The Curse of Knowledge

Experts at a task typically don't appreciate the things they know and the skills they have that a non-expert may not have. There is an xkcd about geologists and quartz that captures this nicely. This can play out in either direction: the LLM making assumptions about your understanding, or the expert making assumptions about the LLM's understanding.

If you don't understand what is being assumed, you can simply ask the LLM for more details. A common prompt is "ELI5" for "explain it like I'm five years old."
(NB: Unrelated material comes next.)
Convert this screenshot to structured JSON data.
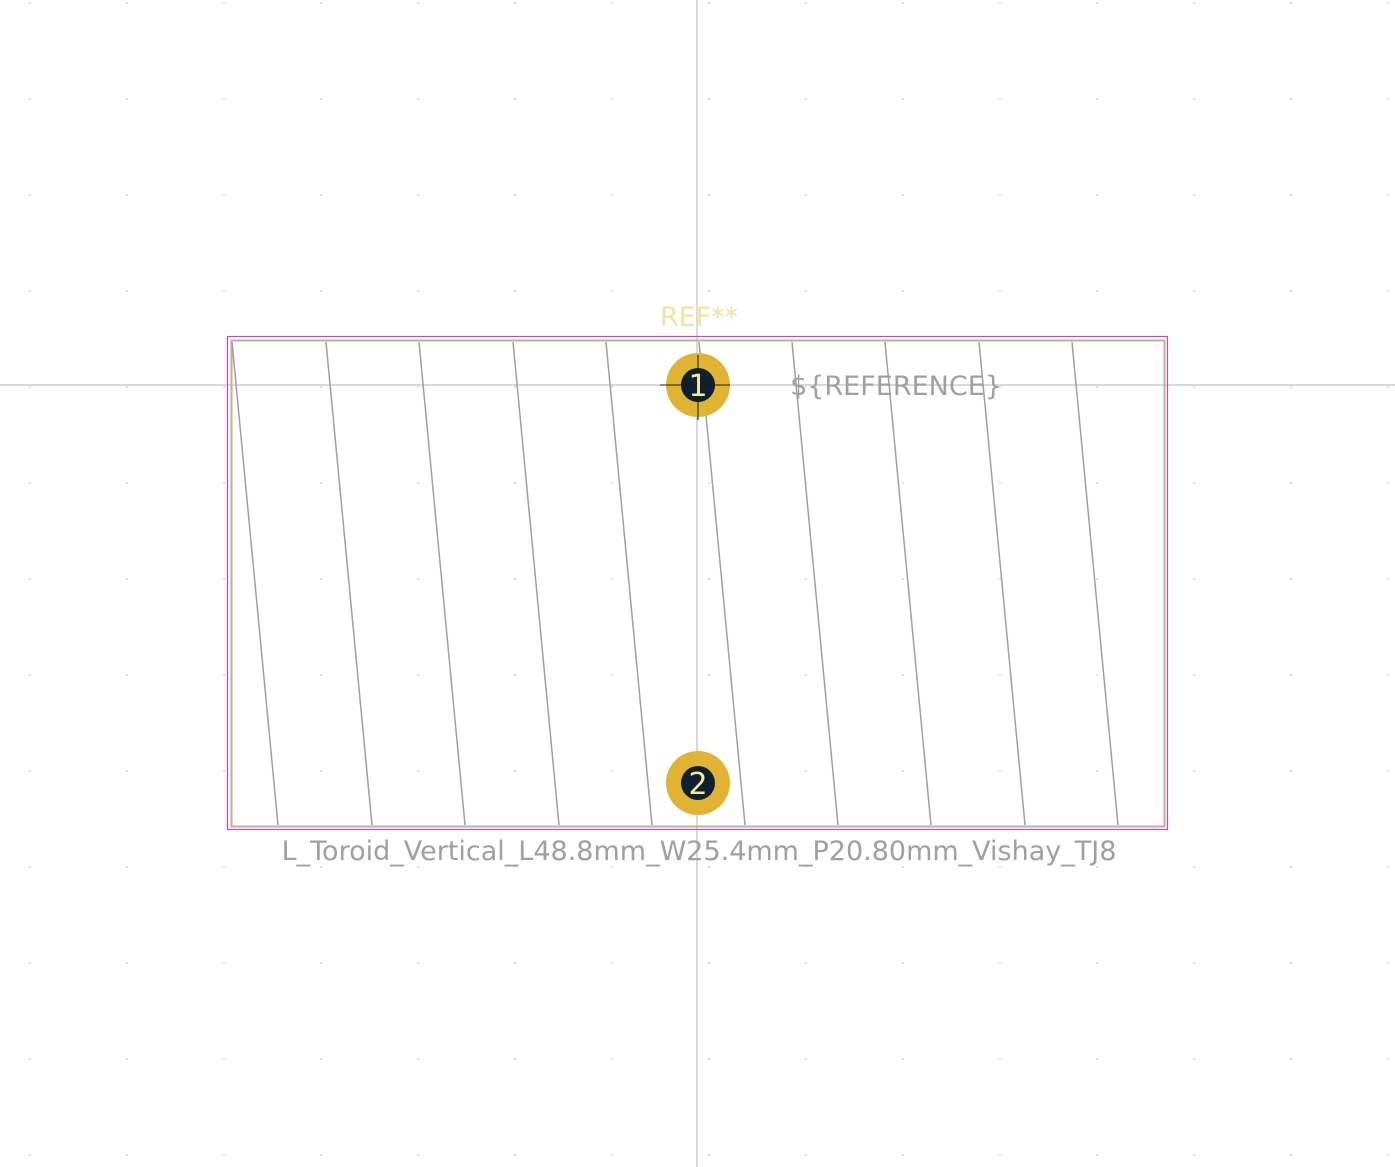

The other side is an intriguing blindspot -- how do you know when you've assumed too much understanding in another? If it was a human in front of you, the confused or dazed look might give you hints at the disconnect. But when it is just words on the screen, it is hard to know whether your assumptions are being matched by the other party -- human or AI. Either way, you can check for understanding and have the other party feed back to you in different words what they understood about what you're discussing. And since LLMs don't actually "understand" anything, what you're really doing is getting the right details into the conversation explicitly -- either because they fed them back to you correctly or you responded with the corrections.

System 1 and System 2

Our brains have a survival bias baked in that gives us a fast answer that is likely to keep us alive, even if it isn't actually correct (System 1) and a slower thinking process that yields better answers but takes time and energy that aren't available in a survival context (System 2). A lot of cognitive biases are artifacts of System 1 thinking that largely goes unexamined.

The LLM responses will trigger System 1 responses just like other stimuli. That immediate response may or may not be useful, but it sure is fast. We may need to treat LLM responses as if they are System 1 responses -- take a few moments and reflect on the situation more deeply and your reaction to the situation/LLM response may shift. Even just being aware that you have a System 1 response in hand and haven't yet examined it more deeply can give enough space around the LLM responses to get to a System 2 response with more depth and nuance, at the cost of additional time and thinking from the human in the loop.


There are a few ways I see the human psychology side of things playing out in LLM usage. Being aware of these sorts of quirks in the human mind and how they may be interacting -- well or poorly -- with the LLM systems gives us more effective ways to work in these non-human systems that happen to have been trained on lots and lots of human behaviors captured in words.

Don't anthropomorphize computers. They don't like it.